Proto-Greek
Facts
- Language: Proto-Greek
- Alternate names:
- Language code: xellp
- Language family: Indo-European, Paleo-Balkan (SIL classification)
- Earlier form of: Greek
- Number of speakers: Extinct
- Script:
More information:
Introduction
The Proto-Greek language is the assumed last common ancestor of all known varieties of Greek, including Mycenaean, the classical Greek dialects (Attic-Ionic, Aeolic, Doric and Arcado-Cypriot), and ultimately Koine, Byzantine and modern Greek. Some scholars would include the fragmentary ancient Macedonian language, either as descended from an earlier "Proto-Hellenic" language, or by definition including it among the descendants of Proto-Greek as a Hellenic language and/or a Greek dialect. Proto-Greek would already have been spoken in the Late Neolithic period, most probably in the Balkans (i.e. northwestern Greece).
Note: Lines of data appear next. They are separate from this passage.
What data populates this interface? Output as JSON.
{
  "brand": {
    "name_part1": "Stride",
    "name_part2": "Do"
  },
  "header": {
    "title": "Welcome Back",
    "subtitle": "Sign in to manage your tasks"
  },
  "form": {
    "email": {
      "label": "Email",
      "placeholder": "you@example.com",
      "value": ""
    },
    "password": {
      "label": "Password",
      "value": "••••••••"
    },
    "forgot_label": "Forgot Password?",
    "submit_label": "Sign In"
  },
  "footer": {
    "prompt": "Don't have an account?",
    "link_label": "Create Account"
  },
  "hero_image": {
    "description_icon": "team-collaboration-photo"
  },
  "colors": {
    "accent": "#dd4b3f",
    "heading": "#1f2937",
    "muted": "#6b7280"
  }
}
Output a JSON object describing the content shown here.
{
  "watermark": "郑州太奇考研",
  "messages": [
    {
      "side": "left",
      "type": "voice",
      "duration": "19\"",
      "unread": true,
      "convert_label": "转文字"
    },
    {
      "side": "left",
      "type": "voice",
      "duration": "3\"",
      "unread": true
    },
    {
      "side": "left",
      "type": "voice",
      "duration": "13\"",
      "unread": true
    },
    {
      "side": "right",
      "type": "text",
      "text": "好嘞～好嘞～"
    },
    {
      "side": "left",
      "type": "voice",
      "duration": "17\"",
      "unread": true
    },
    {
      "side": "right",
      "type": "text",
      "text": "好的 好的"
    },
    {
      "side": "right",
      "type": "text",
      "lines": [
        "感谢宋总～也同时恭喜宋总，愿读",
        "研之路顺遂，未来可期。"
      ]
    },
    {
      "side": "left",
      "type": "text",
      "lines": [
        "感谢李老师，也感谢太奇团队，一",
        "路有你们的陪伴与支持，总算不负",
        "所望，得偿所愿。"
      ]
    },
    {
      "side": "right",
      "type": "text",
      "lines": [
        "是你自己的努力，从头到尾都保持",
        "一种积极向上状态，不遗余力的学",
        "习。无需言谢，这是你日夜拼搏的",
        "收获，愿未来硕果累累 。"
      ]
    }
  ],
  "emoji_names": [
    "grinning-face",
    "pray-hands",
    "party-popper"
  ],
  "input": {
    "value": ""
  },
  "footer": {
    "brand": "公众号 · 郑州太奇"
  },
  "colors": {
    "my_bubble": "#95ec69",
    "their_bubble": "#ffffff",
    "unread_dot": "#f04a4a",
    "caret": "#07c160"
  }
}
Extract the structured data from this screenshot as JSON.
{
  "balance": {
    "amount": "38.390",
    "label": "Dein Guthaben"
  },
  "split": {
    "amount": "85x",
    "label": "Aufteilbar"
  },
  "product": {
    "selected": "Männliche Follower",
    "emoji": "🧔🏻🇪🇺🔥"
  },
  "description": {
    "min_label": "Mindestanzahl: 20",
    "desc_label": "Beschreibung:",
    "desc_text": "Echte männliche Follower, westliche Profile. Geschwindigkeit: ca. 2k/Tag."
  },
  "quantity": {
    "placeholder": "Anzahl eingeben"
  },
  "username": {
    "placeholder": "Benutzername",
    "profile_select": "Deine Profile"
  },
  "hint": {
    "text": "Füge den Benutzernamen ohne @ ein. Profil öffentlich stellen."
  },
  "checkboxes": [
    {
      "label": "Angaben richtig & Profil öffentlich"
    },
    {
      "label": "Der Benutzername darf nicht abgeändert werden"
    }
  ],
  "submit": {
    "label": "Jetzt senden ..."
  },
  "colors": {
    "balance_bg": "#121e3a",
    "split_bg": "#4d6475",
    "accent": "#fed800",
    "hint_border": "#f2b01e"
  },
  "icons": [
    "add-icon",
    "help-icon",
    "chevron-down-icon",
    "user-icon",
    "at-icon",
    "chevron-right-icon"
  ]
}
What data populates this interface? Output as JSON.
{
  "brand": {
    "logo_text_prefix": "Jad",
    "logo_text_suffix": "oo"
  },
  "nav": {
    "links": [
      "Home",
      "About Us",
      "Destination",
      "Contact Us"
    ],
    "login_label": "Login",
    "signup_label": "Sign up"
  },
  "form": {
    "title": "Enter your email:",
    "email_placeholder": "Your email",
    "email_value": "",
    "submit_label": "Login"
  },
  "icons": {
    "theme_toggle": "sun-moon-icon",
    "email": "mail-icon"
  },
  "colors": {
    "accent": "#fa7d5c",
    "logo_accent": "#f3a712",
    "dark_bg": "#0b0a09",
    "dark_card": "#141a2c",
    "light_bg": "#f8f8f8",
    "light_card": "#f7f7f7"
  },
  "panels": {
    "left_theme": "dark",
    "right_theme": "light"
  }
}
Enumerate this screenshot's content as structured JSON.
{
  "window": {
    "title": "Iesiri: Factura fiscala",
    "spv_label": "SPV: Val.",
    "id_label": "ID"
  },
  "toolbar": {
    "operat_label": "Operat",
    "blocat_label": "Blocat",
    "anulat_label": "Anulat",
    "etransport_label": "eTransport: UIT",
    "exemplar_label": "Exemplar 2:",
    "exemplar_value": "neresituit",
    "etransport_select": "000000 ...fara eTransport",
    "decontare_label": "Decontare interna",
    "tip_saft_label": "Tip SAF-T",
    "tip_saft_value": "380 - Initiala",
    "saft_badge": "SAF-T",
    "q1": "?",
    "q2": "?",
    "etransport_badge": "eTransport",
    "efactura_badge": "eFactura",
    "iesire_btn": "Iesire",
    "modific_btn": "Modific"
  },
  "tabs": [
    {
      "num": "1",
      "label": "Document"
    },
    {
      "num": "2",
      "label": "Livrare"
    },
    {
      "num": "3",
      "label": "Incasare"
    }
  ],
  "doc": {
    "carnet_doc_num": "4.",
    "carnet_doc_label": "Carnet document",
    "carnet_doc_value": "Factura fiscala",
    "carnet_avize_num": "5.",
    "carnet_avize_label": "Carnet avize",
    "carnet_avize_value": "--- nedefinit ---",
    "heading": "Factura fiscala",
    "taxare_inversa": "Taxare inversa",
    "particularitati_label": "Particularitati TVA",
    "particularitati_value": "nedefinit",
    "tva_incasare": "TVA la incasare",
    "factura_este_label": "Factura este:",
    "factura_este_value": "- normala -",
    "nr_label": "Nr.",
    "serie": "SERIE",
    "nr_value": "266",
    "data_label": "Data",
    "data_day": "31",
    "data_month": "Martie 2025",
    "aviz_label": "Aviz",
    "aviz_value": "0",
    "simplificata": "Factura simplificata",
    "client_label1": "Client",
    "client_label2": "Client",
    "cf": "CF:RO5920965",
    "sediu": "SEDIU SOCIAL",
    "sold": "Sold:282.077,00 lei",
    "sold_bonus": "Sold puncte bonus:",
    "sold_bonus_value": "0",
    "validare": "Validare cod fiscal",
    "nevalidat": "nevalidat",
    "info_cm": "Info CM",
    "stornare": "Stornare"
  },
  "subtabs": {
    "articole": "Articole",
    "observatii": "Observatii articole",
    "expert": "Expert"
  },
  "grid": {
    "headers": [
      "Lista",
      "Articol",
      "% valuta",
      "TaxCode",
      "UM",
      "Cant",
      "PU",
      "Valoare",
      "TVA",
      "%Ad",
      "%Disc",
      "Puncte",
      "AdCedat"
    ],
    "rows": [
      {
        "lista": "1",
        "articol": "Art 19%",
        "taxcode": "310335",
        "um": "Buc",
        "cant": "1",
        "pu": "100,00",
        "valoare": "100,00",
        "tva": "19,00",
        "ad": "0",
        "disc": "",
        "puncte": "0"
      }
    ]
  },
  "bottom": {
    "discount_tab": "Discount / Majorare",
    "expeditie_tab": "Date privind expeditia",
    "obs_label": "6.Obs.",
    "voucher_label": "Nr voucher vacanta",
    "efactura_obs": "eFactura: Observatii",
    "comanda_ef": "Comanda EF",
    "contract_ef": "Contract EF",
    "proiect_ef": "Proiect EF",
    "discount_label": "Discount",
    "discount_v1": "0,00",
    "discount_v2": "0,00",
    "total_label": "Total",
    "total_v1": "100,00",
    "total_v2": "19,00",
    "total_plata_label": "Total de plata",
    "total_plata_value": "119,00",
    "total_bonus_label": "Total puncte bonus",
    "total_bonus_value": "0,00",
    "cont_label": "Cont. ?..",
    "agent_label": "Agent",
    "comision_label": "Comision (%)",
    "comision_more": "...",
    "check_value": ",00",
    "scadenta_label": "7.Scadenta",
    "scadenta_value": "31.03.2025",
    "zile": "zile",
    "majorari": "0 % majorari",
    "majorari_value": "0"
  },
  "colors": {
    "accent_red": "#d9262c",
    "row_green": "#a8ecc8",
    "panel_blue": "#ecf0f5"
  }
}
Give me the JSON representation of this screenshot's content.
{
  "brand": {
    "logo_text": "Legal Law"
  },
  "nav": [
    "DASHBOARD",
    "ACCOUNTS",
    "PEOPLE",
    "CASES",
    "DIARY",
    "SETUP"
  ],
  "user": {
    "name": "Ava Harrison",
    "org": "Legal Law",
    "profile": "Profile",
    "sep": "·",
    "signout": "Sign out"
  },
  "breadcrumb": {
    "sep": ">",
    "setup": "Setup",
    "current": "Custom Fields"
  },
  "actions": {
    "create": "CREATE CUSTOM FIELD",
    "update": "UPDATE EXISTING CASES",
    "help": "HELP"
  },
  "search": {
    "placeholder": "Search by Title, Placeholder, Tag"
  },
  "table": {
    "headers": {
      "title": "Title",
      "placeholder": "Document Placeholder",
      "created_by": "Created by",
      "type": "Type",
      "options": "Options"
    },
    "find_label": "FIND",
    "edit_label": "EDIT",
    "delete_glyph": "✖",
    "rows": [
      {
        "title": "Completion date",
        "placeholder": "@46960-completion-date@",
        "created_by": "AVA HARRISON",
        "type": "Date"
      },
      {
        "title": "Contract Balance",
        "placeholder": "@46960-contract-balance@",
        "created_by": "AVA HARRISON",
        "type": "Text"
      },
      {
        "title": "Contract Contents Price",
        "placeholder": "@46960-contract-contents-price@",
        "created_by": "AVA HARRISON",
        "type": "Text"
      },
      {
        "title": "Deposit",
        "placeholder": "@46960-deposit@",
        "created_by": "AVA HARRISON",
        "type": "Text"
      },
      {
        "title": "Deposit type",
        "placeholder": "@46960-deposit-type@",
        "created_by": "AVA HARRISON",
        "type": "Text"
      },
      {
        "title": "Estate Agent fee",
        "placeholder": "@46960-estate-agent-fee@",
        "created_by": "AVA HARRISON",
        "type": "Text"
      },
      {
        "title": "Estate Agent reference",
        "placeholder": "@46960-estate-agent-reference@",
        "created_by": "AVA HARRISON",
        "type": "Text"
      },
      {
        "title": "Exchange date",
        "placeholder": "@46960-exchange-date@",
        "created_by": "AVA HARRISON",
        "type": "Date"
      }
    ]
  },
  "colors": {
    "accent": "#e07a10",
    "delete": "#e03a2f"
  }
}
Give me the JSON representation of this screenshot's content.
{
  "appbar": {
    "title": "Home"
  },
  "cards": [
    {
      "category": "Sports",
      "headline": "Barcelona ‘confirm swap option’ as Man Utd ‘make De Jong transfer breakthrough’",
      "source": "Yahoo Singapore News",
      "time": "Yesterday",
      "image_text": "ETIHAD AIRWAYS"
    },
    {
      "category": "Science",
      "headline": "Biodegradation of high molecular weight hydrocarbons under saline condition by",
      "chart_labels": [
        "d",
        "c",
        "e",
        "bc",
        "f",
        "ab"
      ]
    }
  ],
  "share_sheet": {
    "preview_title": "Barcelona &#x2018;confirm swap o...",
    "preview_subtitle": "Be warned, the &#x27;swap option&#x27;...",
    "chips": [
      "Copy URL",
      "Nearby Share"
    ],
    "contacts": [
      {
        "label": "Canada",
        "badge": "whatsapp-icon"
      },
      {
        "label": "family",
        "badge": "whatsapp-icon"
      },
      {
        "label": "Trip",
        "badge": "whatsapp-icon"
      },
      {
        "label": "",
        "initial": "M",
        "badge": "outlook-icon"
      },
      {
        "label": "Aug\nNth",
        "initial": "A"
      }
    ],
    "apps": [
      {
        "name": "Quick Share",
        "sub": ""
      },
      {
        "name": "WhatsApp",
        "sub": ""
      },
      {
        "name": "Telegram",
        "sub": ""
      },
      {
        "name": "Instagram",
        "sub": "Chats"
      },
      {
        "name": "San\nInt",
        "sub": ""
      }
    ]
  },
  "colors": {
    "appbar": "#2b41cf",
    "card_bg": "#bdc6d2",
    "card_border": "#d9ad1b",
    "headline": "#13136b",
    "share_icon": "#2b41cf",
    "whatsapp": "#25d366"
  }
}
Four dialect groups have evolved from Proto-Greek:
- Proto-Ionic, mother of Attic? and Ionic?.
- Proto-Achaeic, spoken by the Achaeans, who were the main bearers of the Mycenaean culture (ca. 1600-1200). Mycenaean? language is the most ancient attested Greek.
- Proto-Aeolic
- Proto-West Greek or Proto-Doric
Proto-Greek
An isogloss between Greek and Phrygian is the absence of r-endings in the Middle Voice in Greek, apparently already lost in Proto-Greek.
Proto-Greek inherited the augment, a prefix é- to verbal forms expressing past tense. This feature it shares only with Indo-Iranian and Phrygian (and to some extent, Armenian), lending some support to a "Graeco-Aryan" or "Inner PIE" proto-dialect. However, the augment down to the time of Homer remained optional, and was probably little more than a free sentence particle meaning "previously" in the proto-language, that may easily have been lost by most other branches.
The first person middle verbal desinences -mai, -mān replace -ai, -a. The third singular pherei is an innovation by analogy, replacing the expected Doric *phereti, Ionic *pheresi (from PIE *bʱéreti).
The future tense is created, including a future passive, as well as an aorist passive.
The suffix 'ka' is attached to some perfects and aorists.
Infinitives in -ehen, -enai and -men are created.